We find three serines (Ser-65, Ser-66, and Ser-76) on the DNA-binding surface. Phosphorylation of one or more of these could interfere with DNA-binding activity, by introducing electrostatic repulsion and/or steric hindrance, and help regulate TEA/ATTS transcription factor activity. Biochemical data concur with our structural insights; phosphorylation of Ser-76 (Ser-102 of TEF-1) by protein kinase A (36) or of Ser-65 by protein kinase C (37) diminishes DNA-binding activity.
Structural Homologs.
Search for structural homologs of TEAD used DALI (38–40). TEAD most closely resembles the homeodomain protein MatA1 (41) (PDB ID 1AKH; Fig. 5A) with an overall backbone rmsd of 1.8 Å (49 residues superimposed, Q score = 0.31, Z score = 3.1). Although large, this root mean square distance (rmsd) is appropriate when comparing the more dynamic DNA-free solution structure of TEAD with the highly stabilized DNA-bound MatA1 in the ordered crystalline form. Structural similarity is even stronger when only residues in helices are compared. The rmsd is 1.4 Å for superimposing residues in the three helices (11–23, 43–54, and 62–75 of TEAD on 79–91, 97–107, and 111–124 of MatA1) or 0.90 Å for residues in H2 and H3 (HTH motif) (Fig. 5B). This is in agreement with our finding that H3 of TEAD is the DNA-recognition helix. The structural homology with homeodomains allows modeling of TEAD/DNA interaction. The results presented here indicate that TEAD is a HTH protein and that it belongs to the homeodomain structural family, proving correct the two-decade-old hypothesis of Davidson et al. (1).
Fig. 5.
Models of TEAD structure when bound to DNA. (A) The MatA1 homeodomain (gold) in the MatA1/Matα2/DNA complex (PDB ID 1AKH; ref. 62) is the closest structural homolog of TEAD. (B) Model of TEAD/DNA complex generated by superimposition of H2 and H3 helices of TEAD on MatA1.
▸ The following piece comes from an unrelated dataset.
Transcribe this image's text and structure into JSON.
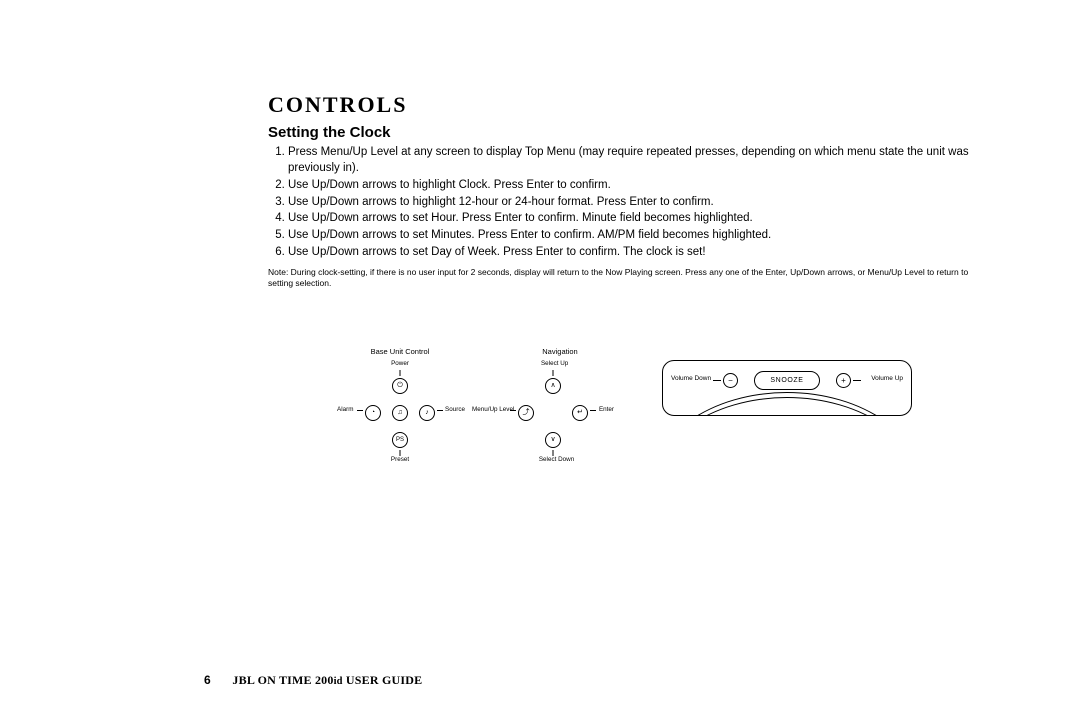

A hydrophobic surface, similar to that of TEAD (Fig. 2B), is present in the Matα2/Mat A1 structure and the homeodomain of the Prospero protein. It is used to convert the three-helix homeodomain structure into a four-helix bundle (42, 43). Further, in the Prospero protein, this structure masks the nuclear export signal. Structural homology suggests that the hydrophobic patch of TEAD also might be involved in the formation of a four-helix bundle. The formation of such a four-helix bundle could increase stability of TEAD, provide additional constraints for DNA-selectivity, or regulate nuclear export of TEAD transcription factors.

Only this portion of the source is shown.